Click here to download Irby’s CV
Bronwyn Butcher
Lab Manager
I am responsible for the smooth sailing of the Fuller Evolutionary Biology Program’s laboratory and the training of students and visitors using this facility. I am closely involved with most of our projects, from methodologically simple studies of avian sex ratios to our most ambitious ‘big data’ investigations of genome-wide patterns of divergence and gene flow.
Click here to download Bronwyn’s CV
Leonardo Campagna
Research Associate
I am interested in understanding the processes that generate and maintain biodiversity, both to answer basic questions in biology and to design effective conservation strategies. I approach this problematic using molecular tools to study the evolution of avian systems, generally in the early stages of speciation. I also use field ornithology methods and the comparative analysis of vocalizations and coloration.
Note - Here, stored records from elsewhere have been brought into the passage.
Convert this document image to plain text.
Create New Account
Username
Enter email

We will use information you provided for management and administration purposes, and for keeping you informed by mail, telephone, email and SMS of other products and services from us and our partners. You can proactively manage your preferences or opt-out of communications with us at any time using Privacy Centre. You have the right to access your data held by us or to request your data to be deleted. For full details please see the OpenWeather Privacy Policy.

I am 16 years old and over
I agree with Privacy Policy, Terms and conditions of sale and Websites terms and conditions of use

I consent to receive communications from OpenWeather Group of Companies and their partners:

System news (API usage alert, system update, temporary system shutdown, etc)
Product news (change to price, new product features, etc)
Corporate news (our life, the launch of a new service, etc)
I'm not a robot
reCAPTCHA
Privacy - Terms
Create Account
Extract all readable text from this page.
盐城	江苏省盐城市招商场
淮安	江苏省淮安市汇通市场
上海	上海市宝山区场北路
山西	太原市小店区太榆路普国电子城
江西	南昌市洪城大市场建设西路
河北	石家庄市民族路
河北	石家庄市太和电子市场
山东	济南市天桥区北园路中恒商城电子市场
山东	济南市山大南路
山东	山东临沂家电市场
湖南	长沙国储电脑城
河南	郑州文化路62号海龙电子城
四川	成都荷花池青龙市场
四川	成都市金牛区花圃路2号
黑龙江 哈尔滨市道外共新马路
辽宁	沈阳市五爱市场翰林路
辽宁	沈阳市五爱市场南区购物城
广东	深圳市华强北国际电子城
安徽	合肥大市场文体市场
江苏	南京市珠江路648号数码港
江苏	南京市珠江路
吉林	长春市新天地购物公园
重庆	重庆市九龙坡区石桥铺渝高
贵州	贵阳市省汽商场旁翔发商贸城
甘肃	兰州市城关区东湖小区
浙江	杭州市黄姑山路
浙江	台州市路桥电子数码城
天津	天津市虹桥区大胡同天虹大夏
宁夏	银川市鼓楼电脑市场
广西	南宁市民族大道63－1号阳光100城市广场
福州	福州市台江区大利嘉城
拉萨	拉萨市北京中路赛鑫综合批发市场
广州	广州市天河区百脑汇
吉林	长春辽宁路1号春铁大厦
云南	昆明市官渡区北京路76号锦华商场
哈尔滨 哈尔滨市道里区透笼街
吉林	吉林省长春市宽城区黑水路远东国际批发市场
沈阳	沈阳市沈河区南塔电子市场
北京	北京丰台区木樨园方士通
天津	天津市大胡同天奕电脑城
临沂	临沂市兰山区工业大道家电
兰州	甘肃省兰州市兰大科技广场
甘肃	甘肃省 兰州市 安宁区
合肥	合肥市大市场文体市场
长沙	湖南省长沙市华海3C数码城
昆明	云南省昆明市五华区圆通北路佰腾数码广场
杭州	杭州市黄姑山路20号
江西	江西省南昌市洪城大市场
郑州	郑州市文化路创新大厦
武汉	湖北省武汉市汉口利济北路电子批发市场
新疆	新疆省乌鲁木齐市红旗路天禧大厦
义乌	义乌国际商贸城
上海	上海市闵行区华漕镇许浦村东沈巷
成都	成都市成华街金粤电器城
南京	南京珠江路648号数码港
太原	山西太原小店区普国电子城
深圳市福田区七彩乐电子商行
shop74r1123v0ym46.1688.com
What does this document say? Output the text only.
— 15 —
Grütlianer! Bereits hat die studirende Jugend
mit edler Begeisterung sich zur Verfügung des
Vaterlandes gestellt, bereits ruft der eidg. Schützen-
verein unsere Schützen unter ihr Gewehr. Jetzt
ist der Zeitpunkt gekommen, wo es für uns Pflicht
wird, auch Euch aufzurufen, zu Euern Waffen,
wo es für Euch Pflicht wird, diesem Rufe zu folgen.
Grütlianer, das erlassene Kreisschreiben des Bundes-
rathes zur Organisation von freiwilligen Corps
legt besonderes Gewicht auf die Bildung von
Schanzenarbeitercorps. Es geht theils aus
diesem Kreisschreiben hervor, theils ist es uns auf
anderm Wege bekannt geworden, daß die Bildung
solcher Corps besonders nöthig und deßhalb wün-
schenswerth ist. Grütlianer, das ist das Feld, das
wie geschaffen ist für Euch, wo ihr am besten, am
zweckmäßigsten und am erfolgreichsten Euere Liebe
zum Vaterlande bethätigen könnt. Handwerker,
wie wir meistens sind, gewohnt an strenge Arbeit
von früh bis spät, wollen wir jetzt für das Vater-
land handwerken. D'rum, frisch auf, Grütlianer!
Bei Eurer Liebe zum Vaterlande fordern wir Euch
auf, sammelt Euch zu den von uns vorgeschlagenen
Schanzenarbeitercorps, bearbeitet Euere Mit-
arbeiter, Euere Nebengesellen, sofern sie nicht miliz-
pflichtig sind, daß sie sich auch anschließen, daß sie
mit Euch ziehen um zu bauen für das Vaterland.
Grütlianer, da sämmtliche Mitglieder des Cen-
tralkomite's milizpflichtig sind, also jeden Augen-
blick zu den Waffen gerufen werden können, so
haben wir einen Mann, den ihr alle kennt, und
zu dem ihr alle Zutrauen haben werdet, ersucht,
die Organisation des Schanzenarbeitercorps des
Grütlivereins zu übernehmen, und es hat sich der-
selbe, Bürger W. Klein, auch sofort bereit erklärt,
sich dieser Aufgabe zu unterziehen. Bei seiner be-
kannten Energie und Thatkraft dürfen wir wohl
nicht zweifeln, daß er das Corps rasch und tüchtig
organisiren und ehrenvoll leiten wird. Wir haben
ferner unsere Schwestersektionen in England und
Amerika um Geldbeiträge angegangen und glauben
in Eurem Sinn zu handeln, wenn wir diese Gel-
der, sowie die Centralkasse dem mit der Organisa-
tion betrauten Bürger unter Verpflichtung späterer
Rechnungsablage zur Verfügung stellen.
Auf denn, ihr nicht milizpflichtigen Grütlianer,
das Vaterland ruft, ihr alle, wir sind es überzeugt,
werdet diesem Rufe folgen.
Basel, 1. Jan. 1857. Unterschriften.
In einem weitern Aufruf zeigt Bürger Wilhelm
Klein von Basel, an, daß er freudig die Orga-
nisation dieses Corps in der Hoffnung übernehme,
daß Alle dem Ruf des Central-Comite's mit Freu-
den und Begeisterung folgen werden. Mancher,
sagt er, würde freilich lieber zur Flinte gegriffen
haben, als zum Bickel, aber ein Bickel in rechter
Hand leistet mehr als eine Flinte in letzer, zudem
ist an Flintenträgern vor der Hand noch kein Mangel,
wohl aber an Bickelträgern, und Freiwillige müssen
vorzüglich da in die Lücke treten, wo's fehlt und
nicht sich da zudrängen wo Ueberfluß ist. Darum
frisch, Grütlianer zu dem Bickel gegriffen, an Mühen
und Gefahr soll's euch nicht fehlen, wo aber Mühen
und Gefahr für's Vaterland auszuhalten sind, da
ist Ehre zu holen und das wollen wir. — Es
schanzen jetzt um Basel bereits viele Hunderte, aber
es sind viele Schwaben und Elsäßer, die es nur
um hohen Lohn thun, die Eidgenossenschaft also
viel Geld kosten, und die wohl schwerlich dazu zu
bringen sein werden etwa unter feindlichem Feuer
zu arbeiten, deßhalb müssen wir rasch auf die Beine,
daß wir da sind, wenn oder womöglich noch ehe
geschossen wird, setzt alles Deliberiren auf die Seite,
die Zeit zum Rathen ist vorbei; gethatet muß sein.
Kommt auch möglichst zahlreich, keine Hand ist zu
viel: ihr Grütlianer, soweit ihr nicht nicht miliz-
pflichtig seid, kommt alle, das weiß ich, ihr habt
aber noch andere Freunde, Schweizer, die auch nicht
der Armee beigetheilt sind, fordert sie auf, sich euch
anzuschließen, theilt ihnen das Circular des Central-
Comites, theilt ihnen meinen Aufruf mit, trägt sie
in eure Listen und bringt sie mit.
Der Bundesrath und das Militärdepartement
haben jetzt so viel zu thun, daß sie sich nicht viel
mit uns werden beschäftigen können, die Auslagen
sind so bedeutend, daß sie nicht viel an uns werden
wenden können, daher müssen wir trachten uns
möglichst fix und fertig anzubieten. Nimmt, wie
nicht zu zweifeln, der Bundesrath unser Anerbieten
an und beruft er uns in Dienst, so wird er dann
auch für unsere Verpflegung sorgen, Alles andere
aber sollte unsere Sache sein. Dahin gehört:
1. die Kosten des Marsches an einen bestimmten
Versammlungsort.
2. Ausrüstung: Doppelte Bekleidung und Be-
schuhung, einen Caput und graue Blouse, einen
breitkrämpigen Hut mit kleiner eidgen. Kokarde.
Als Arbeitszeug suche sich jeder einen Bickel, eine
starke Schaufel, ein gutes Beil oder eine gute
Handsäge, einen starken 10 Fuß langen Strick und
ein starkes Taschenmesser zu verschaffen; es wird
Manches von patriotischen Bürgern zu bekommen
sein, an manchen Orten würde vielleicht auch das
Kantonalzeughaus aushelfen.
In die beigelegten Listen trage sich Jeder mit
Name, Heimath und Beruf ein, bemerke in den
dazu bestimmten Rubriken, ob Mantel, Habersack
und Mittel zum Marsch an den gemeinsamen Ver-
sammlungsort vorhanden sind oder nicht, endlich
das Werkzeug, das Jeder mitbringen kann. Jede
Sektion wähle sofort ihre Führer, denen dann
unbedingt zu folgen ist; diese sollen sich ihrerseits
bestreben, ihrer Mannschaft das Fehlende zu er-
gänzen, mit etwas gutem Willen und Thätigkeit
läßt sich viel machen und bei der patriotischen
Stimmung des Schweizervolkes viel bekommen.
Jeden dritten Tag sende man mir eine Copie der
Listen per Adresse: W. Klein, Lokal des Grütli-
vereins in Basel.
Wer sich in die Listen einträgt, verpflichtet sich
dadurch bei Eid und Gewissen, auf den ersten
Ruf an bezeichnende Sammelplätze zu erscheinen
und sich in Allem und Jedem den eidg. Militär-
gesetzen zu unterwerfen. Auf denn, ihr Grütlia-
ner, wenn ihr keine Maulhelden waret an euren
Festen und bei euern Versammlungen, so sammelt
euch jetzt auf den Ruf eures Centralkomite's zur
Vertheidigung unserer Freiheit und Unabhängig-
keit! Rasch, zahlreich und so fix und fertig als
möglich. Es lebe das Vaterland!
I have experience in a wide variety of genetic methods that allow the study of organisms with different degrees of divergence and sampled using different designs (e.g., individuals versus loci). These methods include phylogenetics, phylogeography, population genetics, landscape genetics, and genomics. A significant part of my work has focused on understanding species limits and patterns of introgression in an explosive radiation of South American finches in the genus Sporophila.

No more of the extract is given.